- Directed by: Mary Kuryla
- Written by: Mary Kuryla
- Based on: Freak Weather by Mary Kuryla
- Produced by: Andrea Sperling Alexis Magnagni-Seely
- Starring: Jacqueline McKenzie Jacob Chase Aida Turturro
- Cinematography: Arturo Smith
- Edited by: Joe D’Augustine Gail Yasunaga
- Music by: Joe Gore
- Release date: September 17, 1999 (Toronto);
- Running time: 84 minutes 87 minutes
- Country: United States
- Language: English

= Freak Weather =

Freak Weather is a 1999 American drama film directed by Mary Kuryla and starring Jacqueline McKenzie, Jacob Chase and Aida Turturro. It based on Kuryla's short story of the same name.

==Plot==
Penny, an unstable woman, is thrown out of her home by her abusive boyfriend Jimmi and spends the next 48 hours traveling around Los Angeles in her truck with her son to try and set things right.

==Cast==
- Jacqueline McKenzie as Penny
- Aida Turturro as Glory
- John Carroll Lynch as Ed
- Jacob Chase as Albert
- James Ent as Jimmi
- Justin Pierce as Pizza Guy
- John Heard as David

==Reception==
Eddie Cockrell of Variety gave the film a mixed review and wrote, "Buried in ambitious intentions, Freak Weather is an audacious yet distasteful debacle that squanders terrific Aussie thesp Jacqueline McKenzie (Romper Stomper, Deep Blue Sea) as an abused g.f. who debases herself in a vain attempt to please her offscreen paramour."

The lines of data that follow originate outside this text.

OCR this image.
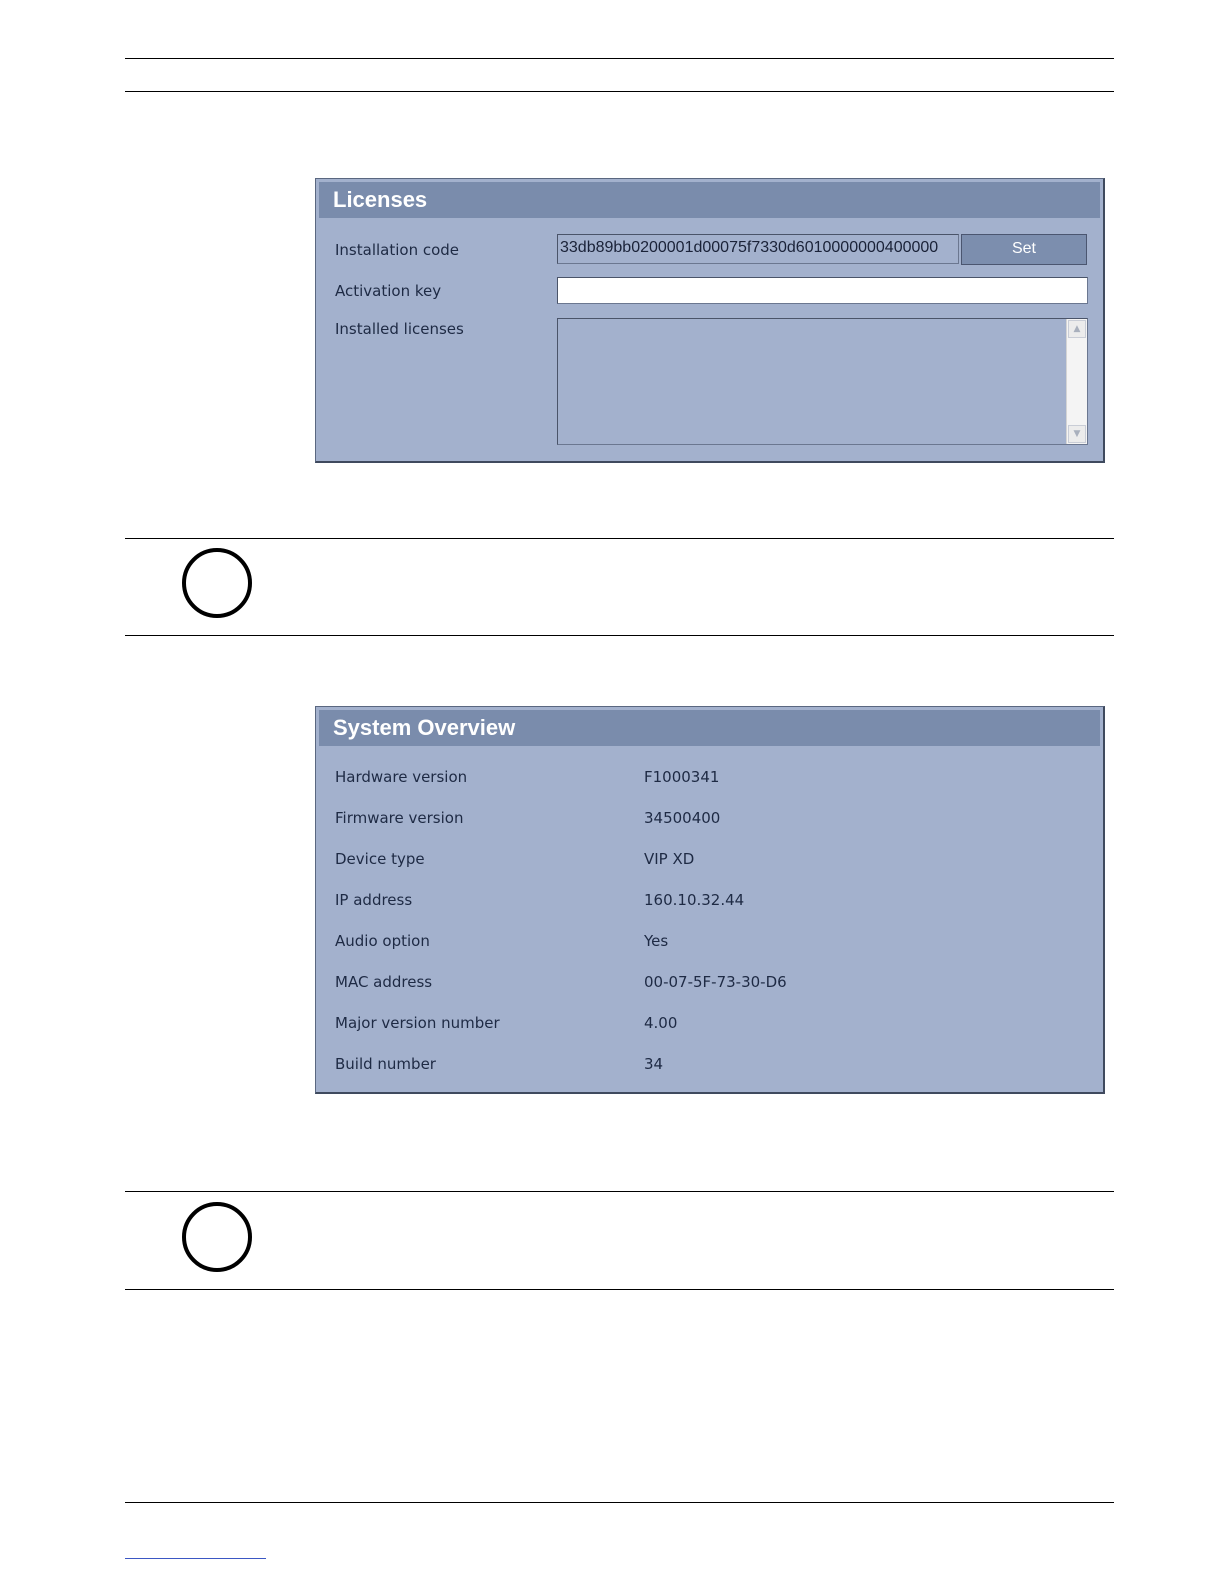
Licenses
Installation code	33db89bb0200001d00075f7330d6010000000400000	Set
Activation key
Installed licenses	▲
▼
System Overview
Hardware version	F1000341
Firmware version	34500400
Device type	VIP XD
IP address	160.10.32.44
Audio option	Yes
MAC address	00-07-5F-73-30-D6
Major version number	4.00
Build number	34
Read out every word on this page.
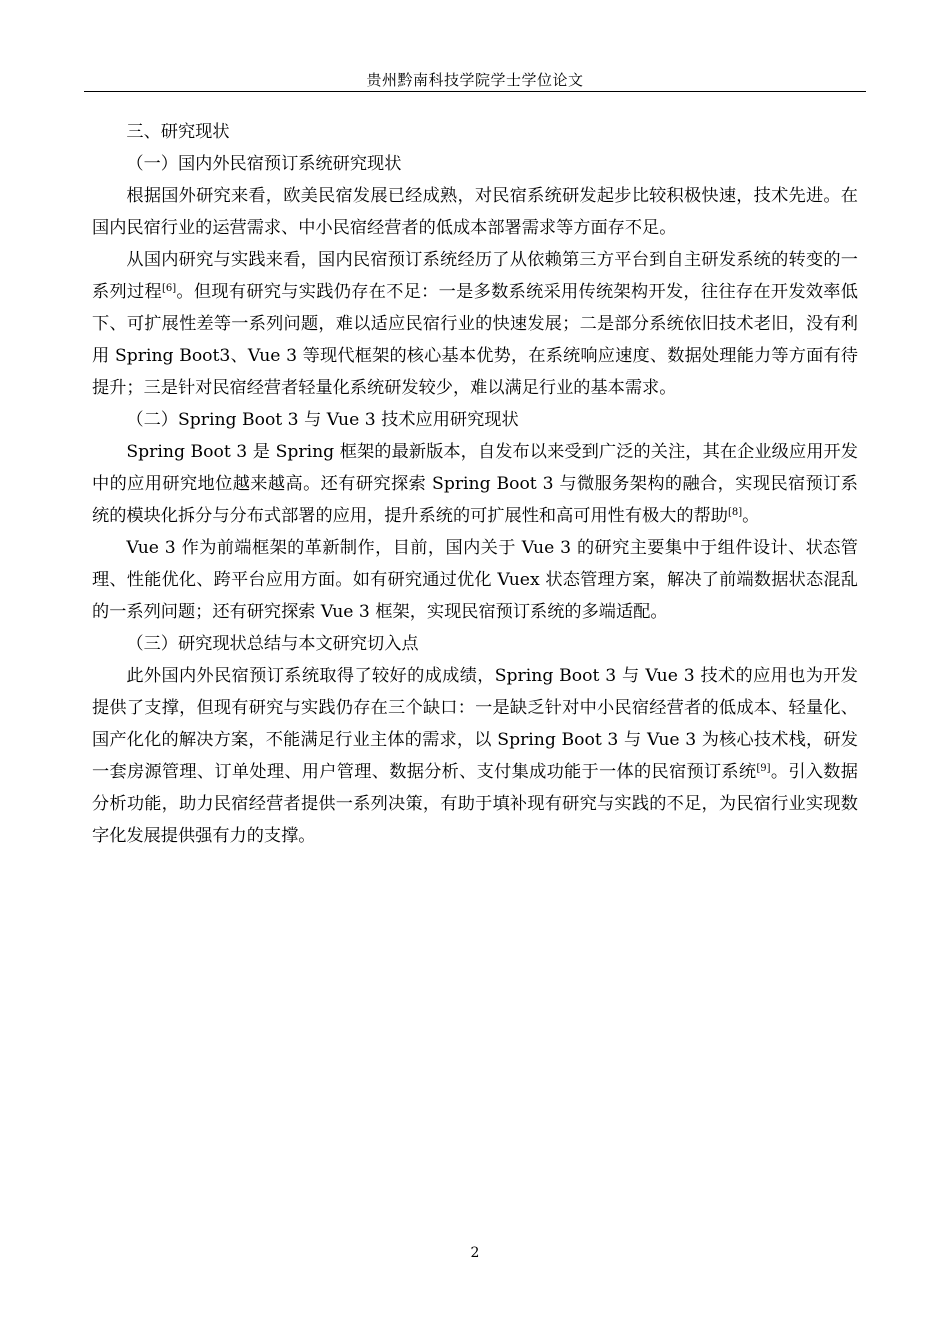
贵州黔南科技学院学士学位论文

三、研究现状

（一）国内外民宿预订系统研究现状

根据国外研究来看，欧美民宿发展已经成熟，对民宿系统研发起步比较积极快速，技术先进。在国内民宿行业的运营需求、中小民宿经营者的低成本部署需求等方面存不足。

从国内研究与实践来看，国内民宿预订系统经历了从依赖第三方平台到自主研发系统的转变的一系列过程[6]。但现有研究与实践仍存在不足：一是多数系统采用传统架构开发，往往存在开发效率低下、可扩展性差等一系列问题，难以适应民宿行业的快速发展；二是部分系统依旧技术老旧，没有利用 Spring Boot3、Vue 3 等现代框架的核心基本优势，在系统响应速度、数据处理能力等方面有待提升；三是针对民宿经营者轻量化系统研发较少，难以满足行业的基本需求。

（二）Spring Boot 3 与 Vue 3 技术应用研究现状

Spring Boot 3 是 Spring 框架的最新版本，自发布以来受到广泛的关注，其在企业级应用开发中的应用研究地位越来越高。还有研究探索 Spring Boot 3 与微服务架构的融合，实现民宿预订系统的模块化拆分与分布式部署的应用，提升系统的可扩展性和高可用性有极大的帮助[8]。

Vue 3 作为前端框架的革新制作，目前，国内关于 Vue 3 的研究主要集中于组件设计、状态管理、性能优化、跨平台应用方面。如有研究通过优化 Vuex 状态管理方案，解决了前端数据状态混乱的一系列问题；还有研究探索 Vue 3 框架，实现民宿预订系统的多端适配。

（三）研究现状总结与本文研究切入点

此外国内外民宿预订系统取得了较好的成成绩，Spring Boot 3 与 Vue 3 技术的应用也为开发提供了支撑，但现有研究与实践仍存在三个缺口：一是缺乏针对中小民宿经营者的低成本、轻量化、国产化化的解决方案，不能满足行业主体的需求，以 Spring Boot 3 与 Vue 3 为核心技术栈，研发一套房源管理、订单处理、用户管理、数据分析、支付集成功能于一体的民宿预订系统[9]。引入数据分析功能，助力民宿经营者提供一系列决策，有助于填补现有研究与实践的不足，为民宿行业实现数字化发展提供强有力的支撑。

2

Noel Murray of The A.V. Club gave the film a negative review and wrote, "The movie starts out comically bizarre and becomes pointlessly violent, driven by behavior and characters so far outside the norm that they're useful only as metaphors for abandonment. Freak Weather also suffers from an overbearing heavy-metal score, and too many name actors in small roles."

Dana Stevens of The New York Times wrote, "Ms. Kuryla's determination to present an unvarnished portrait of an often unlikable woman makes "Freak Weather," which opens today at the Two Boots Pioneer Theater, an unusually accomplished if imperfect debut."